Wildlife preservationists are nursing four baby possums in incubators after someone appears to have flung the body of their pregnant mother, killed by a car and with her babies still clinging to her, off of a shared driveway and over a stone wall in New Canaan early Thursday, officials say.
Shortly before 9 a.m., an East Cross Road woman spotted the dead marsupial in her driveway—eight to 10 live newborns in a pouch and clinging to her—as she was dropping off her youngest two kids at West School, a girl in the second grade and son in the third.
The resident, Amedee Maggard, phoned Weston-based Wildlife In Crisis and the Animal Control section of the New Canaan Police Department about the discovery. But by the time she returned to the driveway and met Animal Control Officer Allyson Halm there later in the morning, the mother possum was gone, and only a pile of blood remained where she had been.
Halm promptly set about searching for the animal in the area and found her, “hanging off a branch” where she obviously had been flung aside by someone, with the helpless young “scattered left and right,” she said.
“One of them was crying out to me,” Halm recalled.
Halm managed to locate four living babies in the brush, and Maggard—following instructions from Peter Reid of Wildlife In Crisis—placed them in a warm, ventilated container that included a blue stuffed animal cat that she had retrieved from her own daughter’s room and warmed in the microwave.
It isn’t clear just who hit the possum or when, or who apparently tossed her, live babies and all, off of the driveway and into the brush.
Asked whether she had a lesson for New Canaanites following the discovery, Halm said: “Certainly do not ignore it and don’t act ignorantly or cruelly, which to me—that someone flung them—it just breaks my heart. We are going to see this. It is that time of year and wildlife does get orphaned and there are those who can assist, including this office.”
Halm praised Maggard’s concern and actions.
“She was compassionate and stopped her day to help these animals,” Halm said. “She rearranged her whole morning.”
Maggard retrieved her kids from school early (she has two more daughters in the fifth and sixth grades at Saxe Middle School) so that they all could deliver the baby possums together to Wildlife In Crisis.
“I decided this is such a good teaching moment for them, for all of us,” said Maggard, a self-described animal lover who had grown up with sheep, chickens, peacocks and other animals in Ossining, N.Y. and Lyme, Conn.
Reid said the four surviving baby possums are being hand-fed a milk replacement formula in an incubator, and that one of them has a small abrasion but otherwise they all seem fine.
Had the mother lived with her young—they typically have large litters of about one dozen—they eventually would have migrated to her back for a period of time, until they could follow her around on her own.
“Possums are kind of misunderstood,” Reid said. “They’re not aggressive at all. They are great scavengers, a lot of woodland cleanup work and it turns out each adult possum can kill thousands of ticks per week—they pick them up on their coats and when they’re grooming, they kill and eat the ticks. They are viewed as a pest but they’re probably one of the greatest tick-killers out there.”
The baby possums join other orphaned wildlife at the donor-supported Wildlife In Crisis, such as baby raccoons, gray and flying squirrels, chipmunks and foxes. When small mammals come in, they’re typically bathed and then placed in an incubator, and once they’re warm enough to start feeding, hand-fed four times per day with a syringe by a staff that’s on site all day and into the night, Reid said.
Eventually, when they’re able, the animals are released into protected habitats as close as possible to where they originated, he said.
In this case, the four orphaned possums likely will be self-sufficient enough for release in August, he said.
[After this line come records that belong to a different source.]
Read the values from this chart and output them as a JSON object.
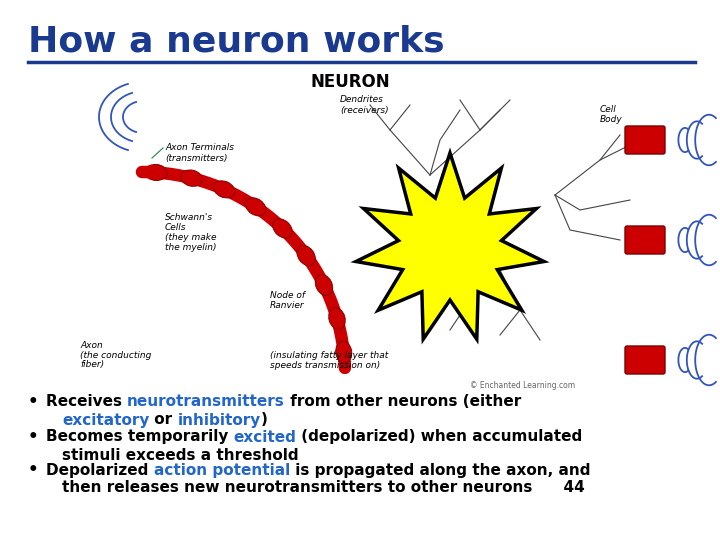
{
  "title": "How a neuron works",
  "title_color": "#1a3a8f",
  "title_fontsize": 26,
  "underline_color": "#1a3a8f",
  "bg_color": "#ffffff",
  "neuron_label": "NEURON",
  "axon_color": "#cc0000",
  "yellow_color": "#ffff00",
  "blue_wave_color": "#3355bb",
  "label_fontsize": 6.5,
  "bullet_fontsize": 11,
  "bullet_lines": [
    [
      [
        "Receives ",
        "#000000"
      ],
      [
        "neurotransmitters",
        "#2266cc"
      ],
      [
        " from other neurons (either",
        "#000000"
      ]
    ],
    [
      [
        "excitatory",
        "#2266cc"
      ],
      [
        " or ",
        "#000000"
      ],
      [
        "inhibitory",
        "#2266cc"
      ],
      [
        ")",
        "#000000"
      ]
    ],
    [
      [
        "Becomes temporarily ",
        "#000000"
      ],
      [
        "excited",
        "#2266cc"
      ],
      [
        " (depolarized) when accumulated",
        "#000000"
      ]
    ],
    [
      [
        "stimuli exceeds a threshold",
        "#000000"
      ]
    ],
    [
      [
        "Depolarized ",
        "#000000"
      ],
      [
        "action potential",
        "#2266cc"
      ],
      [
        " is propagated along the axon, and",
        "#000000"
      ]
    ],
    [
      [
        "then releases new neurotransmitters to other neurons",
        "#000000"
      ],
      [
        "      44",
        "#000000"
      ]
    ]
  ],
  "bullet_markers": [
    true,
    false,
    true,
    false,
    true,
    false
  ]
}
Please brake for opossums!
The next time you see a opossum playing dead on the road, try your best to avoid hitting it. Because it turns out that opossums are allies in the fight against Lyme disease.
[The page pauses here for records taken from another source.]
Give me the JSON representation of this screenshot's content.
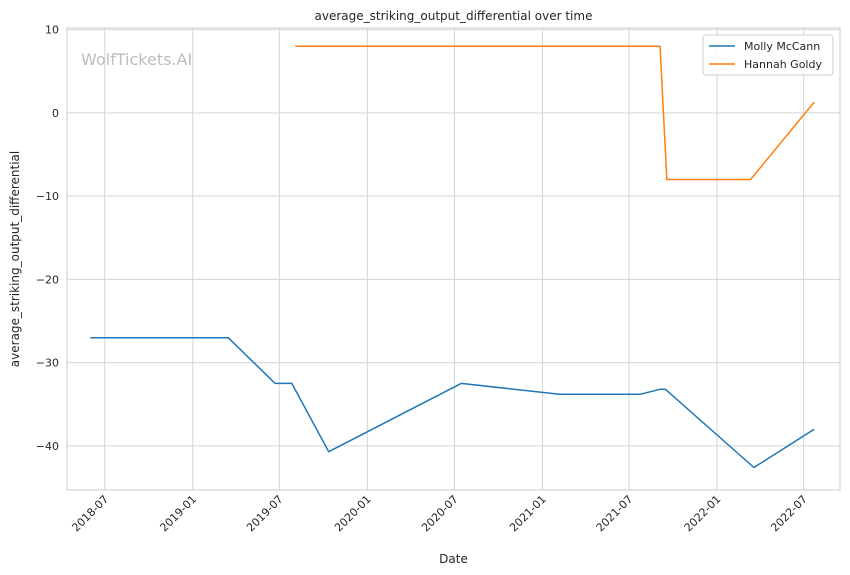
{
  "chart_data": {
    "type": "line",
    "title": "average_striking_output_differential over time",
    "xlabel": "Date",
    "ylabel": "average_striking_output_differential",
    "watermark": "WolfTickets.AI",
    "xlim": [
      "2018-04-13",
      "2022-09-15"
    ],
    "ylim": [
      -45.3,
      10.2
    ],
    "x_ticks": [
      "2018-07",
      "2019-01",
      "2019-07",
      "2020-01",
      "2020-07",
      "2021-01",
      "2021-07",
      "2022-01",
      "2022-07"
    ],
    "y_ticks": [
      10,
      0,
      -10,
      -20,
      -30,
      -40
    ],
    "y_tick_labels": [
      "10",
      "0",
      "−10",
      "−20",
      "−30",
      "−40"
    ],
    "grid": true,
    "legend_position": "top-right",
    "series": [
      {
        "name": "Molly McCann",
        "color": "#1f77b4",
        "points": [
          {
            "x": "2018-06-01",
            "y": -27.0
          },
          {
            "x": "2019-03-16",
            "y": -27.0
          },
          {
            "x": "2019-06-22",
            "y": -32.5
          },
          {
            "x": "2019-07-27",
            "y": -32.5
          },
          {
            "x": "2019-10-12",
            "y": -40.7
          },
          {
            "x": "2020-07-15",
            "y": -32.5
          },
          {
            "x": "2021-02-06",
            "y": -33.8
          },
          {
            "x": "2021-07-24",
            "y": -33.8
          },
          {
            "x": "2021-09-04",
            "y": -33.2
          },
          {
            "x": "2021-09-15",
            "y": -33.2
          },
          {
            "x": "2022-03-19",
            "y": -42.6
          },
          {
            "x": "2022-07-23",
            "y": -38.0
          }
        ]
      },
      {
        "name": "Hannah Goldy",
        "color": "#ff7f0e",
        "points": [
          {
            "x": "2019-08-03",
            "y": 8.0
          },
          {
            "x": "2021-09-04",
            "y": 8.0
          },
          {
            "x": "2021-09-18",
            "y": -8.0
          },
          {
            "x": "2022-03-12",
            "y": -8.0
          },
          {
            "x": "2022-07-23",
            "y": 1.3
          }
        ]
      }
    ]
  }
}
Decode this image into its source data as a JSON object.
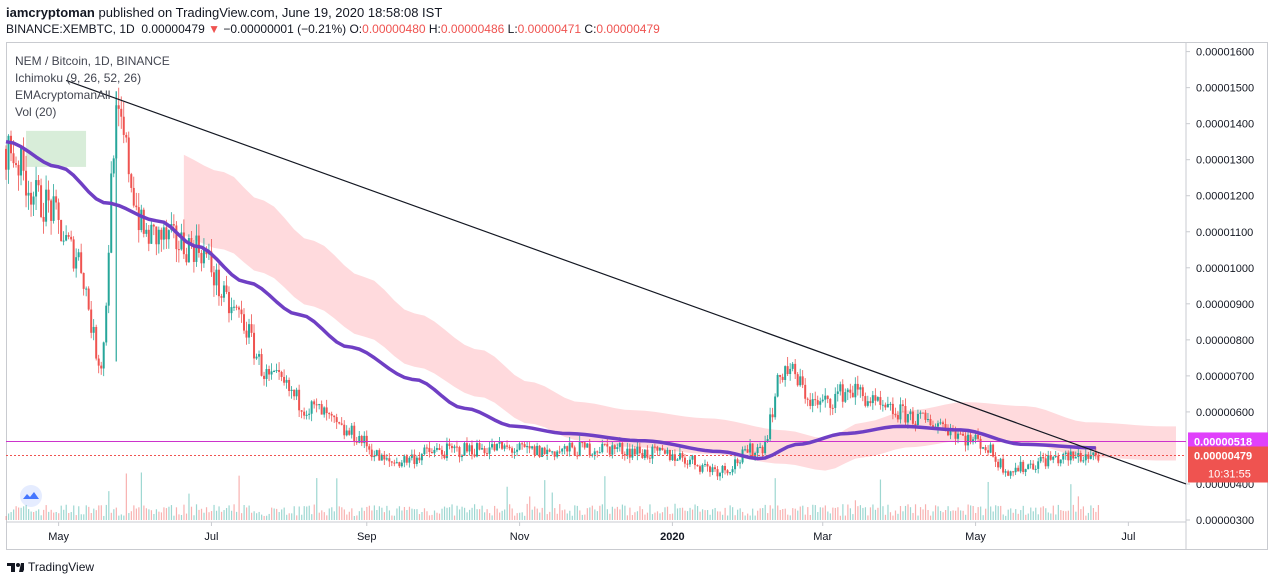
{
  "header": {
    "publisher": "iamcryptoman",
    "published_text": "published on TradingView.com, June 19, 2020 18:58:08 IST",
    "symbol_line": "BINANCE:XEMBTC, 1D",
    "last_price": "0.00000479",
    "change": "−0.00000001 (−0.21%)",
    "o_label": "O:",
    "o_value": "0.00000480",
    "h_label": "H:",
    "h_value": "0.00000486",
    "l_label": "L:",
    "l_value": "0.00000471",
    "c_label": "C:",
    "c_value": "0.00000479"
  },
  "legend": {
    "pair": "NEM / Bitcoin, 1D, BINANCE",
    "ichimoku": "Ichimoku (9, 26, 52, 26)",
    "ema": "EMAcryptomanAll",
    "vol": "Vol (20)"
  },
  "footer": {
    "brand": "TradingView"
  },
  "colors": {
    "up": "#26a69a",
    "down": "#ef5350",
    "ema": "#6f3fc4",
    "hline": "#cc33cc",
    "cloud_bear": "#ffcdd2",
    "cloud_bull": "#c8e6c9",
    "trendline": "#131722"
  },
  "chart_data": {
    "type": "candlestick",
    "symbol": "NEM / Bitcoin",
    "interval": "1D",
    "ylim": [
      3e-06,
      1.61e-05
    ],
    "y_ticks": [
      "0.00001600",
      "0.00001500",
      "0.00001400",
      "0.00001300",
      "0.00001200",
      "0.00001100",
      "0.00001000",
      "0.00000900",
      "0.00000800",
      "0.00000700",
      "0.00000600",
      "0.00000400",
      "0.00000300"
    ],
    "y_tick_values": [
      1.6e-05,
      1.5e-05,
      1.4e-05,
      1.3e-05,
      1.2e-05,
      1.1e-05,
      1e-05,
      9e-06,
      8e-06,
      7e-06,
      6e-06,
      4e-06,
      3e-06
    ],
    "x_ticks": [
      "May",
      "Jul",
      "Sep",
      "Nov",
      "2020",
      "Mar",
      "May",
      "Jul"
    ],
    "x_tick_dates": [
      "2019-05-01",
      "2019-07-01",
      "2019-09-01",
      "2019-11-01",
      "2020-01-01",
      "2020-03-01",
      "2020-05-01",
      "2020-07-01"
    ],
    "x_range": [
      "2019-04-10",
      "2020-07-24"
    ],
    "price_label": {
      "value": 4.79e-06,
      "text": "0.00000479",
      "countdown": "10:31:55"
    },
    "hline": {
      "value": 5.18e-06,
      "text": "0.00000518"
    },
    "trendline": [
      {
        "date": "2019-05-04",
        "value": 1.52e-05
      },
      {
        "date": "2020-07-24",
        "value": 4e-06
      }
    ],
    "ema_path": [
      [
        "2019-04-10",
        1.35e-05
      ],
      [
        "2019-05-01",
        1.28e-05
      ],
      [
        "2019-05-20",
        1.18e-05
      ],
      [
        "2019-06-10",
        1.13e-05
      ],
      [
        "2019-06-25",
        1.06e-05
      ],
      [
        "2019-07-15",
        9.6e-06
      ],
      [
        "2019-08-05",
        8.7e-06
      ],
      [
        "2019-08-25",
        7.8e-06
      ],
      [
        "2019-09-20",
        6.9e-06
      ],
      [
        "2019-10-10",
        6.1e-06
      ],
      [
        "2019-10-30",
        5.6e-06
      ],
      [
        "2019-11-20",
        5.4e-06
      ],
      [
        "2019-12-20",
        5.2e-06
      ],
      [
        "2020-01-20",
        4.9e-06
      ],
      [
        "2020-02-05",
        4.7e-06
      ],
      [
        "2020-02-20",
        5.1e-06
      ],
      [
        "2020-03-10",
        5.4e-06
      ],
      [
        "2020-04-01",
        5.6e-06
      ],
      [
        "2020-04-25",
        5.5e-06
      ],
      [
        "2020-05-20",
        5.1e-06
      ],
      [
        "2020-06-19",
        5e-06
      ]
    ],
    "candle_anchors": [
      [
        "2019-04-10",
        1.33e-05
      ],
      [
        "2019-04-25",
        1.18e-05
      ],
      [
        "2019-05-08",
        1.04e-05
      ],
      [
        "2019-05-18",
        7.4e-06
      ],
      [
        "2019-05-24",
        1.4e-05
      ],
      [
        "2019-06-05",
        1.09e-05
      ],
      [
        "2019-06-25",
        1.06e-05
      ],
      [
        "2019-07-10",
        8.8e-06
      ],
      [
        "2019-07-25",
        6.9e-06
      ],
      [
        "2019-08-10",
        6.1e-06
      ],
      [
        "2019-08-25",
        5.4e-06
      ],
      [
        "2019-09-10",
        4.6e-06
      ],
      [
        "2019-09-30",
        4.9e-06
      ],
      [
        "2019-10-20",
        5e-06
      ],
      [
        "2019-11-10",
        4.9e-06
      ],
      [
        "2019-12-05",
        5e-06
      ],
      [
        "2019-12-31",
        4.8e-06
      ],
      [
        "2020-01-20",
        4.4e-06
      ],
      [
        "2020-02-05",
        5e-06
      ],
      [
        "2020-02-15",
        7.2e-06
      ],
      [
        "2020-02-28",
        6.2e-06
      ],
      [
        "2020-03-12",
        6.6e-06
      ],
      [
        "2020-03-28",
        6e-06
      ],
      [
        "2020-04-15",
        5.7e-06
      ],
      [
        "2020-05-01",
        5.2e-06
      ],
      [
        "2020-05-15",
        4.4e-06
      ],
      [
        "2020-06-01",
        4.7e-06
      ],
      [
        "2020-06-19",
        4.8e-06
      ]
    ]
  }
}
http://www.caryinstitute.org/discover-ecology/podcasts/why-you-should-brake-opossums
Thank you!
“Playing opossum”—they play dead but this is their way to protect themselves. Thank you, Mrs. Maggard, for all your good care and to Ms. Halm and Mr. Reid for their compassion and action. I hope the creep/jerk/idiot/savage, to put it politely, who threw these helpless animals in the brush remembers that “What goes around comes around.” It will be deserved. Let us try to be as kind as we can.
You are right.
obviously it is one of the people that live on this shared drive way or a worker hired by one of these residents of this drive way who is so uncaring and thoughtless. Any wild life deserves to be saved if possible. Thank you to the lady who took the time to care about nature and involved her children in this. That other person is just a heartless piece of garbage.